The bill requires the U.S. Sec. of Defense to rescind the order requiring a vaccine, an exemption or discharge.

“That’s something that we fought for in the past couple of weeks,” he said. “The Congressional Black caucus tried to sabotage the language. Others on the Democrat side tried to block this language from being included. But, we were able to fight back and negotiate.”

Republicans like Banks considered the measures originally enacted, according to the military, as a protection against COVID, to be draconian.

“That doesn’t count the 6,000 service members that were already fired,” he said. “In the next NDAA when the Republicans are in the majority in the House, we’re gonna fight to reinstate those service members, give them back pay, put them back in uniform.”

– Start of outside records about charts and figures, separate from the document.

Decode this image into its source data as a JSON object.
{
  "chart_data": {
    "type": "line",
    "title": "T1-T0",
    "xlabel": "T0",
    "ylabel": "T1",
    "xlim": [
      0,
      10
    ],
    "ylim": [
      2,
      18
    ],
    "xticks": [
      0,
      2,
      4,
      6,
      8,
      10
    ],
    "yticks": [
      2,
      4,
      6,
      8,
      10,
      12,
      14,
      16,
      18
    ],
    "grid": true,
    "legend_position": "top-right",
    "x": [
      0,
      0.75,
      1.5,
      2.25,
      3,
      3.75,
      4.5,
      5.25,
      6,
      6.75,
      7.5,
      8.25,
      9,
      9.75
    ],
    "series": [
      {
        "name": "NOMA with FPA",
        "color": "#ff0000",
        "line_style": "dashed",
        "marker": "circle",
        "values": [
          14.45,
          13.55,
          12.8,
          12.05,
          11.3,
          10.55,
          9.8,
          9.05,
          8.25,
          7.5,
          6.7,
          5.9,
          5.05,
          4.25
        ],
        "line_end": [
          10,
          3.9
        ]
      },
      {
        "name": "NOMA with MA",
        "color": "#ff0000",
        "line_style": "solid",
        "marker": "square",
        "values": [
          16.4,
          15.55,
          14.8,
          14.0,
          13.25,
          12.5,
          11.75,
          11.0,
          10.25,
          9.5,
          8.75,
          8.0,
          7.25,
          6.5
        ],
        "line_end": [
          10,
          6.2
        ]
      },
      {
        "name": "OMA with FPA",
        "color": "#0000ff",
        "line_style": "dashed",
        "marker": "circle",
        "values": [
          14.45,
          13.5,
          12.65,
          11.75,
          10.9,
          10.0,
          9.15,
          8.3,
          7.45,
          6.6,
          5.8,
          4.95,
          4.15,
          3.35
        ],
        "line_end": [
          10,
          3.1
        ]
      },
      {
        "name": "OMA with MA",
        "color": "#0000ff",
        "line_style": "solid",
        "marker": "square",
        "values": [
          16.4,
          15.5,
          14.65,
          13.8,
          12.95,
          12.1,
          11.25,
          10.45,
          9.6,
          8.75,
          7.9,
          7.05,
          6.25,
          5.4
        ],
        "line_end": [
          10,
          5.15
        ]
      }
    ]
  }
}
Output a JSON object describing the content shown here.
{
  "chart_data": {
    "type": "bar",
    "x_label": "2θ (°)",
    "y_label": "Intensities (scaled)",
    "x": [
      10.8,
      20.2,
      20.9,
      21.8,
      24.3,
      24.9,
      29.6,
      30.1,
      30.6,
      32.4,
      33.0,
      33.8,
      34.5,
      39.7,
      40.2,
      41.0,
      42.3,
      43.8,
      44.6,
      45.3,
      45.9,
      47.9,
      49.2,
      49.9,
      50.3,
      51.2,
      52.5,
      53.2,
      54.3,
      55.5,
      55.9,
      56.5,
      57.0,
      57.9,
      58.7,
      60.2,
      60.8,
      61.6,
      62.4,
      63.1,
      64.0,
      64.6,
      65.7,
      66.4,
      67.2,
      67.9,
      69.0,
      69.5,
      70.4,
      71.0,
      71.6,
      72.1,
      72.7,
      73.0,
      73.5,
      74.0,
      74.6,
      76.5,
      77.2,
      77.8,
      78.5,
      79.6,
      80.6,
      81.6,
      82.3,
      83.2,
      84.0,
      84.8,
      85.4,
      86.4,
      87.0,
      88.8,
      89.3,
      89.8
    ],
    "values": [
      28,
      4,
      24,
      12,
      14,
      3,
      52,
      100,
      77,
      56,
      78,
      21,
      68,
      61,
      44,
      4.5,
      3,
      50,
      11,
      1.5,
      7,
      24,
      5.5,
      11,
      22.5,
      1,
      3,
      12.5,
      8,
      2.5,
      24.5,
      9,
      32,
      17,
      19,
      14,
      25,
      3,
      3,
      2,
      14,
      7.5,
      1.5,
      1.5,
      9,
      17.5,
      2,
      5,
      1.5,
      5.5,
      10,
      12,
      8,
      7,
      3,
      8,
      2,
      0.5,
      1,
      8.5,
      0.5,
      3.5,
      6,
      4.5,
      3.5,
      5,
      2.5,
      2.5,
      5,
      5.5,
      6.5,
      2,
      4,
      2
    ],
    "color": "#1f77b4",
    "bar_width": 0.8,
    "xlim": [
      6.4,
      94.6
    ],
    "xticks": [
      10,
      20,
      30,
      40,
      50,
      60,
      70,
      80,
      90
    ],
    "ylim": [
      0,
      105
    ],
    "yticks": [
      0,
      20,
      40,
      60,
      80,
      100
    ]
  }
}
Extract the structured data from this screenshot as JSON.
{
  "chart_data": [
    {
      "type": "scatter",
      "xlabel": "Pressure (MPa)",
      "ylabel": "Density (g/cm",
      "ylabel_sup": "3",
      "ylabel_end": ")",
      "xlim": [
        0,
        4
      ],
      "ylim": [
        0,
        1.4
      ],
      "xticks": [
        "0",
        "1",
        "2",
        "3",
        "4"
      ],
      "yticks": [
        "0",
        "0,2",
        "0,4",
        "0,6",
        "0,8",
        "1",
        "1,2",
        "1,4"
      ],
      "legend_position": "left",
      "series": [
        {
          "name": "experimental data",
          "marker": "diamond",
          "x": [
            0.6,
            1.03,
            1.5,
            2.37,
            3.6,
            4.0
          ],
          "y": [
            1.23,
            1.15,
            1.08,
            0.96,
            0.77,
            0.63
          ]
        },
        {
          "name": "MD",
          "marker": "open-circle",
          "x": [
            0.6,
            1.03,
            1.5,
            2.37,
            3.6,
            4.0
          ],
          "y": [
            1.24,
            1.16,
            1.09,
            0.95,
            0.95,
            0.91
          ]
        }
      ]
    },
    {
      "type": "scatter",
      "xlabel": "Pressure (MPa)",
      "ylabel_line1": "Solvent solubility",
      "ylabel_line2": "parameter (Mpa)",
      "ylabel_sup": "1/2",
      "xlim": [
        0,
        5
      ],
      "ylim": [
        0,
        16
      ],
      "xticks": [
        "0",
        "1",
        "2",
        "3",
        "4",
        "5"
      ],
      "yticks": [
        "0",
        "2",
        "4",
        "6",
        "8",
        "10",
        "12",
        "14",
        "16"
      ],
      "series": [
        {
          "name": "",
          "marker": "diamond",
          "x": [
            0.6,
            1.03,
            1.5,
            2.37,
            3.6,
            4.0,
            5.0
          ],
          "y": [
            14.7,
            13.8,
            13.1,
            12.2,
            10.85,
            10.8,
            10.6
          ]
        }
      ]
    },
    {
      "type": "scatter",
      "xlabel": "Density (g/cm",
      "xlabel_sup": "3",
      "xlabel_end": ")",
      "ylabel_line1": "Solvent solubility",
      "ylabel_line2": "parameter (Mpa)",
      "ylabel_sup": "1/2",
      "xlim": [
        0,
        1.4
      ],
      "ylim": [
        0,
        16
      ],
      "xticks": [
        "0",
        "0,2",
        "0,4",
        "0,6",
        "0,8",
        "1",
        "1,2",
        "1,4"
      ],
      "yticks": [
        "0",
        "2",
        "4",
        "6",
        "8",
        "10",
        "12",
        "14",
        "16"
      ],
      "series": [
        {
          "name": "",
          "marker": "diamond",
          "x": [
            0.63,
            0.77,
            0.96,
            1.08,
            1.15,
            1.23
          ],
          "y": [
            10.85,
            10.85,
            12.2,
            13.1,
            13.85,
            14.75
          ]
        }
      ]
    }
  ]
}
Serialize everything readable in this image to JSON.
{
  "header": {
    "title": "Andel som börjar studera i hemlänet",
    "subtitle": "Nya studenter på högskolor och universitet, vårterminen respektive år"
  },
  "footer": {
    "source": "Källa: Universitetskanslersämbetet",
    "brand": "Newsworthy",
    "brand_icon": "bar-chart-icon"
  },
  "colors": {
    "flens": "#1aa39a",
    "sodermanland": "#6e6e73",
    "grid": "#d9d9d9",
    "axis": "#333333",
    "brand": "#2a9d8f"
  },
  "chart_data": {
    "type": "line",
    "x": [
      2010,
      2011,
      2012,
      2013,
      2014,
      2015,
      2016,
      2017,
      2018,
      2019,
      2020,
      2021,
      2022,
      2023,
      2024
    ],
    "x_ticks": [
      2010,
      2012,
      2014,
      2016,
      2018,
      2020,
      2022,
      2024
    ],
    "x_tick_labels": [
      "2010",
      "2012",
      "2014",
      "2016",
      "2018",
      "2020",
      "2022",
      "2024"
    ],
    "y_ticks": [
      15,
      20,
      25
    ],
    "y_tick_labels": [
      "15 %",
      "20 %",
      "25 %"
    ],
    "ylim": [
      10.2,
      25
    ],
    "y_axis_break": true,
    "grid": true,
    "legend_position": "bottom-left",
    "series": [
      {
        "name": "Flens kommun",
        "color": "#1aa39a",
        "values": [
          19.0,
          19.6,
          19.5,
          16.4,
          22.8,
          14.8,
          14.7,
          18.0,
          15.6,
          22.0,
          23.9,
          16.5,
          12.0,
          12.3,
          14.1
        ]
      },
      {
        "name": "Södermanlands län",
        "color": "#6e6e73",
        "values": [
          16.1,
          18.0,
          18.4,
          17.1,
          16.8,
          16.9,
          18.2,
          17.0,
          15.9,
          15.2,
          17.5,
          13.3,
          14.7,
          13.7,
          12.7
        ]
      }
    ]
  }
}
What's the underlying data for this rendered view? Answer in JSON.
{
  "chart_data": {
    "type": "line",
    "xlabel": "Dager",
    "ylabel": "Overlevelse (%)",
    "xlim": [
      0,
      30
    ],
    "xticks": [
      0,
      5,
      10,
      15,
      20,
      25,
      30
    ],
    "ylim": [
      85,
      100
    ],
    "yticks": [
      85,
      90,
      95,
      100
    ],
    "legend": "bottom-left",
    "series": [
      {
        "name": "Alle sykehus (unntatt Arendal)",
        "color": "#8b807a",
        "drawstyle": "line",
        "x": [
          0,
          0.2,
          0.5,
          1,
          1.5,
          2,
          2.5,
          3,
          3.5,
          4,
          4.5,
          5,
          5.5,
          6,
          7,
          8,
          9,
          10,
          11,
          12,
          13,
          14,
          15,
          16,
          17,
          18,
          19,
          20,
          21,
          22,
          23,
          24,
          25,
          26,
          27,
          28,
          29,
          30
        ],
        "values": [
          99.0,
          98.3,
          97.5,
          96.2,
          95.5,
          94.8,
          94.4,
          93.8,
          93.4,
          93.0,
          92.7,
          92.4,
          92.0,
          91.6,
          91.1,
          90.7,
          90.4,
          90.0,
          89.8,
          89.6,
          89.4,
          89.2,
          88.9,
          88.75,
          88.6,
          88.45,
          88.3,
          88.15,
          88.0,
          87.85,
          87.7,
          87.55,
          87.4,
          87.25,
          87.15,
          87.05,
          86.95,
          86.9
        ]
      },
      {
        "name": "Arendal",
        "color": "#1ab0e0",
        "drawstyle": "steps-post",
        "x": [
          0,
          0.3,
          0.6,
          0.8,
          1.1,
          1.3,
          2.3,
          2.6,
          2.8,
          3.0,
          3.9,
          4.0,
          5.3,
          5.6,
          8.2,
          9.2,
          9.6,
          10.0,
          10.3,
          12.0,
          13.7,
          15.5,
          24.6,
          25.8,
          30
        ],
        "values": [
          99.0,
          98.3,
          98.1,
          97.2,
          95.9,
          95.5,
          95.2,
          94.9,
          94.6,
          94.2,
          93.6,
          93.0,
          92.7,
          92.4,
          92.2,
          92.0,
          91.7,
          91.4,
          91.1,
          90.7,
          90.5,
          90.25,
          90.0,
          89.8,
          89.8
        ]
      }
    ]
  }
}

Banks said he doesn’t believe Republicans have the leverage to do that in the current Congress, though the NDAA passed with well over the two-thirds majority needed, making it a truly bi-partisan effort.

Banks said the bill also provides money for building Taiwan’s armaments, to be used as a deterrent to invasion by China.

“China knowing if they try to invade Taiwan or take over Taiwan, there’ll be hell to pay as a consequence.”

The bill also provides $800 million more for Ukraine’s defense against the Russian invasion. In total the NDAA provides about $858 billion to build up the military, including a 4.6 percent pay raise for members, and money for the building of new naval vessels, which Banks said will still be sorely lacking in his estimation, if the U.S. Navy is to be truly effective.